- The AI speed train
- Our updated forecasts
- Let’s be clear
- Sober optimism
The AI speed train
Well, it’s still all about the AI speed train. The tech sector is undertaking a rush of capex spending on AI and its infrastructure, and it’s this that’s underwriting the U.S. economy. Consumption may be slowing, and hiring may be easing, but the levels of investment spending on data centers, and the advanced and expensive components needed to support the AI boom, show no such signs.
Our updated forecasts
Here at DWS, we have just finished our latest quarterly CIO Day on June 13th where all the firm’s economists, portfolio managers, and strategists debate our 12-month forecasts. We don’t entirely dismiss the chance of a recession, but we think it has gone from a normal probability of perhaps 15%, to now more like 10% or less, effectively a tail risk. For the U.S. equity market, we raise our 12-month target for the S&P 500 from 5,300 to 5,600. This is our June 2025 forecast (from March 2025 before), and I would normally associate rolling a forecast out a further three months with about an additional 100 index points. But this is 300 higher – why?

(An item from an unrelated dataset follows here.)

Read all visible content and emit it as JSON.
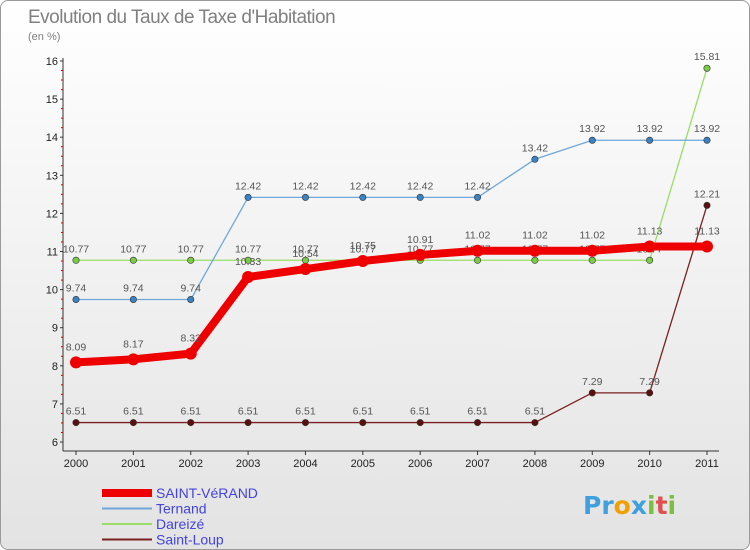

- Well, first of all, I have raised my earnings forecast for next year from $265 to $270 per share, that’s earnings growth of around 11% for the next twelve months, and I am forecasting 10% growth through 2026.
- And, secondly, I am keeping my relatively high price-to-earning (PE) multiple of 21.5 on those earnings, that’s how we justify our forecast.
- Take a moment to reflect that year to date, the S&P 500 – which is now effectively a growth index – is up around 15%. Pure growth is up around 20%, and value and small cap are up 5% and flat respectively. That’s been the story of the year so far – large cap growth.
Let’s be clear…
I still think the economy should slow, and I do think the U.S. Federal Reserve (Fed) will cut, but not before the election. The truth is that the rate setters at the Fed need more clarity on a number of key issues – the path of the Trump tax cuts, tariffs and trade policy, and fiscal policy – before they can confidently make their next move. I think December is likely the timing of a first cut, and then I’d suspect a quarterly cadence from there, with perhaps 75 basis points (bps) of easing in total. The market is still bifurcated, it’s the Great Eight, and the Other 492 and, frankly if the market cracks, I think it’s this latter group that are more likely to be the catalyst, and drag tech down with them.
Sober optimism
If I had to sum it up, I like the phrase “sober optimism.” It’s fine to be optimistic, and, yes, my earnings growth forecasts are positive – they have to be to justify the 5,600 we discussed. But, for tech and communications to grow their earnings at 15%, with U.S. GDP at more like 1.6-1.8%, well that’s not normal. Beware of paying too much too soon, and not getting enough upside potential – many companies are already priced for this substantial growth, now they need to justify it. I am reminded not of 1995, but of 1999 – in terms of valuations, enthusiasm, concentration, and household equity allocations. I suppose I worry that we’re partying like it’s 1999! Yes, tech keeps giving us actual, and very impressive earnings growth (which at least is one difference to 1999), but we still have a fiscal problem, and we still have an inflation problem. I can assure you that inflation is like a golf handicap – going from 3% to 2% is a lot harder than going from 6% to 3%.